Depending on the symptoms, this code may be seen with other error codes as well.

Other Internal Control Module error codes include:

  • Error Code P0602
  • Error Code P0603
  • Error Code P0604
  • Error Code P0605

Common Symptoms

In many cases, the vehicle in question will likely not exhibit noticeable symptoms aside from the illumination of the Check Engine light. For other cases, symptoms usually include:

  • ABS and Traction Control System light is activated
  • The vehicle may not shift properly
  • The engine may not start
  • Vehicle struggles to stay running or die while idling

Possible Causes

The two most common causes for this code are:

  • Low voltage to PCM (possibly caused by short-circuiting inside, disconnected connectors or wires from PCM to battery, while the battery is still connected)
  • Failing PCM

How to Check

Mechanics start their diagnosis of this code by hooking up a scan tool to the DLC port and checking for all codes present within the system, including history and pending code.

Next, they record the freeze frame data for every code.

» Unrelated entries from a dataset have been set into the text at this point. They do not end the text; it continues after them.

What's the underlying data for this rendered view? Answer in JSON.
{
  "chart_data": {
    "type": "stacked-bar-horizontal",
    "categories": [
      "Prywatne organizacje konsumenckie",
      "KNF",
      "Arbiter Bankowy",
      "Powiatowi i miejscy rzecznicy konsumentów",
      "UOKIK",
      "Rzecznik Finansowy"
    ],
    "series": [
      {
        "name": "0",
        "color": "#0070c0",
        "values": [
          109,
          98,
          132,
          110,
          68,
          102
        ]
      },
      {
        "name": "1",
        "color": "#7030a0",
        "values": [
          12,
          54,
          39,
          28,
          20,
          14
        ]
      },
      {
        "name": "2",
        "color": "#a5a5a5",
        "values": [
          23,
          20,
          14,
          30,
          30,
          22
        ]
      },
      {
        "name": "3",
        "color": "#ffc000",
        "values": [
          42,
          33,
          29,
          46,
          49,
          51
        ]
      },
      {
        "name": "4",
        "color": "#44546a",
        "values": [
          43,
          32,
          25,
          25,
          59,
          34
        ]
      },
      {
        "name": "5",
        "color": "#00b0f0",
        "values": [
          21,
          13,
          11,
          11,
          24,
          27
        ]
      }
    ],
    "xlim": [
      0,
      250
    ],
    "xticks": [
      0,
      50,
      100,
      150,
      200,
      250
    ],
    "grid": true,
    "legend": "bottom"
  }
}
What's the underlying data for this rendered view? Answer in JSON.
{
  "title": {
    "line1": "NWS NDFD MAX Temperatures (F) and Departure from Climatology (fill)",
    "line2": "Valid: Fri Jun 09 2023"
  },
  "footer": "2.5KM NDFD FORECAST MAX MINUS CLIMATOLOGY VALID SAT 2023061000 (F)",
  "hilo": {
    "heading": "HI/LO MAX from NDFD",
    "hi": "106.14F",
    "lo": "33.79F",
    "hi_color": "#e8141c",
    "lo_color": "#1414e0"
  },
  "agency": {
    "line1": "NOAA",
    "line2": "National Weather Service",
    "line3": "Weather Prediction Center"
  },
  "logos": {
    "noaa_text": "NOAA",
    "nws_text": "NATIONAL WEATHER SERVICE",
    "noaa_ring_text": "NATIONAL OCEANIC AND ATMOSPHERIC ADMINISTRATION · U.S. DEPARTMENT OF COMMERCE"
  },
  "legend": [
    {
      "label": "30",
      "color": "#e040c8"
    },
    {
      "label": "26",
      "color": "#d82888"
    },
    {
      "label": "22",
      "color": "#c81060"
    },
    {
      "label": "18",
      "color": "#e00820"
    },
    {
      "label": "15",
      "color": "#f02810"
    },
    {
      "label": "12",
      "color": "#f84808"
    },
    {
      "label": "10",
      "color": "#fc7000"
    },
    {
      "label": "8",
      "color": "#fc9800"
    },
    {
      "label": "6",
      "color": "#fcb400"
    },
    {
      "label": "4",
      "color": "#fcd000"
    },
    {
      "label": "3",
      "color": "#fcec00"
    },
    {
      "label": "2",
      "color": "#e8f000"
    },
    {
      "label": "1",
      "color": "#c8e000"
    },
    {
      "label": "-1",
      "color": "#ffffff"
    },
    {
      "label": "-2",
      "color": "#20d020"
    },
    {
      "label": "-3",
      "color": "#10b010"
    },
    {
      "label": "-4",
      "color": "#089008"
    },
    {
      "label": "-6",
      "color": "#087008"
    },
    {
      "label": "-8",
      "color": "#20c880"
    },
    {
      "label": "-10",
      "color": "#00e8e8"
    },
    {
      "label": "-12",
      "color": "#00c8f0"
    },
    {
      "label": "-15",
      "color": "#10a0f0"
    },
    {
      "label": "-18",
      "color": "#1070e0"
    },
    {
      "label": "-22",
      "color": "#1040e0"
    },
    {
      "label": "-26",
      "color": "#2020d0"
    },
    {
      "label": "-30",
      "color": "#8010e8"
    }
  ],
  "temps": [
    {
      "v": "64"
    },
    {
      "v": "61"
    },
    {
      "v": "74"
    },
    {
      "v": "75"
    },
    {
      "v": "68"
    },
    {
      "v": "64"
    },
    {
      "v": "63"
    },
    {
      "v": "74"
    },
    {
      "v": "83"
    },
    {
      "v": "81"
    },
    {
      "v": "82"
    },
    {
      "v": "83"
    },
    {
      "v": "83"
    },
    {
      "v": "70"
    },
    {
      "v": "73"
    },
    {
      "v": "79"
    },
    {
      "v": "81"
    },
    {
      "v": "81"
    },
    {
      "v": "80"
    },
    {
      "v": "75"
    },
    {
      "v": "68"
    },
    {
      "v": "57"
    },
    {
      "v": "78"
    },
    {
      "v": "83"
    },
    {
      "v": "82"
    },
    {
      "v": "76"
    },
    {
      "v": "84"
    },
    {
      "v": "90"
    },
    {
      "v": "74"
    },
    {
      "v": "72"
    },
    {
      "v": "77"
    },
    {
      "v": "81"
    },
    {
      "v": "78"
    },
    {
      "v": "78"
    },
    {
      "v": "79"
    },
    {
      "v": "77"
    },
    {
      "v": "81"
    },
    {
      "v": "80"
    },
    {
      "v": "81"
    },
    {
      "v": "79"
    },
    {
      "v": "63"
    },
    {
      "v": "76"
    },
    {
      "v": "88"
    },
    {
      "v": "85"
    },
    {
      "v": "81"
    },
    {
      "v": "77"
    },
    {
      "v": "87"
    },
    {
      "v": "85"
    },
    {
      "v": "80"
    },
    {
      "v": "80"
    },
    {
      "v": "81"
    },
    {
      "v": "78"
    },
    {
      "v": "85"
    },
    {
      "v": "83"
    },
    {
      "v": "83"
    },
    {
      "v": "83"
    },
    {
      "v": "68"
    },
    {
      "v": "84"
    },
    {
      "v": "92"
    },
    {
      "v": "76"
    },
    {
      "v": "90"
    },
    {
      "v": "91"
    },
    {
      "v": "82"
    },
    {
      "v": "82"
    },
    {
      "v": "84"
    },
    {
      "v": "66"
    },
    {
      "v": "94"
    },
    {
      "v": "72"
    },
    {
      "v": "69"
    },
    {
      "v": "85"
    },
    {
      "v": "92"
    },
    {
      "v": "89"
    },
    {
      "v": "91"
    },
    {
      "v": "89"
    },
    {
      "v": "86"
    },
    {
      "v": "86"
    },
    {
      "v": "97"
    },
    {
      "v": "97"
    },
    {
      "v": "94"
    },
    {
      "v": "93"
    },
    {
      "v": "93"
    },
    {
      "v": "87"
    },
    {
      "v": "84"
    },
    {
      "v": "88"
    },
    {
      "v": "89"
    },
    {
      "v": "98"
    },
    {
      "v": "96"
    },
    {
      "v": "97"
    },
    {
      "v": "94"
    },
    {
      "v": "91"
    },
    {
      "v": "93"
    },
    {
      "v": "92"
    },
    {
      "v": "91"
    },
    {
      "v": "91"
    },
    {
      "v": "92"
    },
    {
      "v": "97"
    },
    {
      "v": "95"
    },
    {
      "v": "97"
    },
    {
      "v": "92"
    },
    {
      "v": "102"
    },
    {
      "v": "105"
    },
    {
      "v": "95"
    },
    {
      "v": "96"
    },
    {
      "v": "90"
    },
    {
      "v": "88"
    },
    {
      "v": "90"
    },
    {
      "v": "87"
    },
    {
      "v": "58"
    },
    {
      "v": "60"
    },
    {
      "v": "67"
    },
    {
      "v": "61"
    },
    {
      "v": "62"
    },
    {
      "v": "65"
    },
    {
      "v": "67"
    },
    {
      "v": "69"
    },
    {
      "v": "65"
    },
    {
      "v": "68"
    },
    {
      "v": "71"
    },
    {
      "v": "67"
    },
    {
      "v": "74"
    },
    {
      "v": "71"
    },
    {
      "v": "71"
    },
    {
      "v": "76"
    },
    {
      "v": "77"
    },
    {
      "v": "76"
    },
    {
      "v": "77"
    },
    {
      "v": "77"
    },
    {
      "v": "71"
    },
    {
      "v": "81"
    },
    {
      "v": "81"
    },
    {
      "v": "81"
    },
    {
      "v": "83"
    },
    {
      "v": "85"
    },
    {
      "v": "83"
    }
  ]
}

This information can be useful, as it tells the condition of the vehicle when the code was set, such as engine load, RPM, and coolant temperature.

Next, codes must be cleared, and vehicle must be taken for a test drive under similar conditions when the code was set, to determine if the code comes back.

If the code comes back, the mechanics will have to check the wirings and circuits for any damages.

The multimeter will be used to check for proper voltage supply going to the PCM.

The PCM must be tested. Thus, it’s best to consult with your vehicle’s service manual or take the vehicle to a trusted shop, as each vehicle has its own unique and specific testing procedures for its PCM.

How to Fix

The most common fix for this code is replacement or reprogramming of the PCM. In some cases, dealers can reflash the PCM and get it up and working. But in most cases, this problem requires replacement or reprogramming. Thus, the vehicle must be taken to its dealership.

Fortunately, in many cases, this replacement is covered by emission warranty.

The most common misdiagnosis for this code is not checking if the PCM is receiving the proper voltage, resulting to unnecessary replacement of PCM.

The severity of this condition varies depending on its symptoms. If the vehicle is struggling to run, then it must not be driven until the code is fixed.